Collin County Small Business Grant Program​ applications now being accepted online. Click here.

This Dog's Tale

This Dog's Tale

Lost dog’s microchip turns tale of woe into happy family reunion

Dora’s lost-and-found story is undeniably heart-warming. And a good reminder on how to increase the odds of getting a lost pet back home.

Frightened by fireworks going off in her neighborhood last July 4th, she jumped her family’s fence in Frisco in a panic. Seven months later, a determined  animal control officer in McKinney trapped a very wary German Shepherd mix near Highway 380 and Highway 5 after unsuccessfully trying to coax her into his truck for two weeks.

When animal control brought the dog to the county’s animal shelter in early February, one of the first checks on the dog’s identify was to scan for a microchip. Dora was quickly identified, and her owners contacted to come get her.

Dora and Kery O’Bryan reunite in early February at the Animal Shelter, 7 months after the Shepherd mix was lost.
It didn’t’ take long for Kery O’Bryan to drive over and reacquaint himself with Dora. At first, the dog was scared and cautious when she was led out of the kennels and Kery let her take her time to jog her memory. It seemed as if Dora suspected it was too good to be true after being on her own for so long. Within a minute, though, it all registered with her. Her tale started wagging, and her face changed from cautious to relieved to joy.

He had searched high and low for Dora for month after she ran off, posted pictures of her online, but it turned up nothing on the family pet.

Kery told our volunteers that he’d he never given up on finding his dog. At one point during those months, animal control called him and said they had found her hit by a car. He insisted they scan the dog for a microchip because, as he said, Dora was too smart to get hit. He was right; it wasn't Dora.
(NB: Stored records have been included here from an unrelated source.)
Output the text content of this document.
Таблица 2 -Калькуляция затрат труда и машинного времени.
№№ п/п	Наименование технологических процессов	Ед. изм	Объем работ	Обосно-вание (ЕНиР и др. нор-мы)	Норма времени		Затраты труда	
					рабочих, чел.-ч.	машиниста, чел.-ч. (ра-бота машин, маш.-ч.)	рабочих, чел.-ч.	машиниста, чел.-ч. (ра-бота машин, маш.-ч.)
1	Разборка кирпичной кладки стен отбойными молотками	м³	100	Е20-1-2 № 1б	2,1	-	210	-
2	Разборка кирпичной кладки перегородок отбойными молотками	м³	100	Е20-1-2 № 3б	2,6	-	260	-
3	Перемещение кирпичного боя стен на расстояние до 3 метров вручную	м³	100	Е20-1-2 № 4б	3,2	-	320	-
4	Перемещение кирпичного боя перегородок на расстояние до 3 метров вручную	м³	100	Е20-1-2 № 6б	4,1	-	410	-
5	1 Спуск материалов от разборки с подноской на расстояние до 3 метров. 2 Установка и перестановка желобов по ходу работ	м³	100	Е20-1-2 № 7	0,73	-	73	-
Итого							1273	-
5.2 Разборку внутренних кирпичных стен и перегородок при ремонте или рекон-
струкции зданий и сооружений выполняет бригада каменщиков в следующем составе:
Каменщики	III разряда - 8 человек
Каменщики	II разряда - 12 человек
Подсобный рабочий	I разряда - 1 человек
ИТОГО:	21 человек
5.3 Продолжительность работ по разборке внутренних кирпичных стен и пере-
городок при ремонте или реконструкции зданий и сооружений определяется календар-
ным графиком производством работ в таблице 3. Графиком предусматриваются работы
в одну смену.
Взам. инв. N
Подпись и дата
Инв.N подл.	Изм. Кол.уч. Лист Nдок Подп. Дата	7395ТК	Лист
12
So it’s no coincidence that we use Dora’s tale to demonstrate just how important it is to microchip your family pet. They work.

Placing a microchip in your pet can easily be done by your veterinarian and the data is registered with the chip‘s manufacturer and put into a database. Costs can vary from $15 to $50. The Texas Coalition for Animal Protection​, who conduct periodic low-cost vaccination and spay-neuter clinics at our Animal Shelter , discount chip placement when spaying and neutering is done, from $30 down to $20 for the Home Again Microchip.

Regardless of what chip you choose or who you choose to implant it, make sure to keep your contact information up-to-date on the manufacturer’s database so that, in the event your pet gets loose, you can be found, too.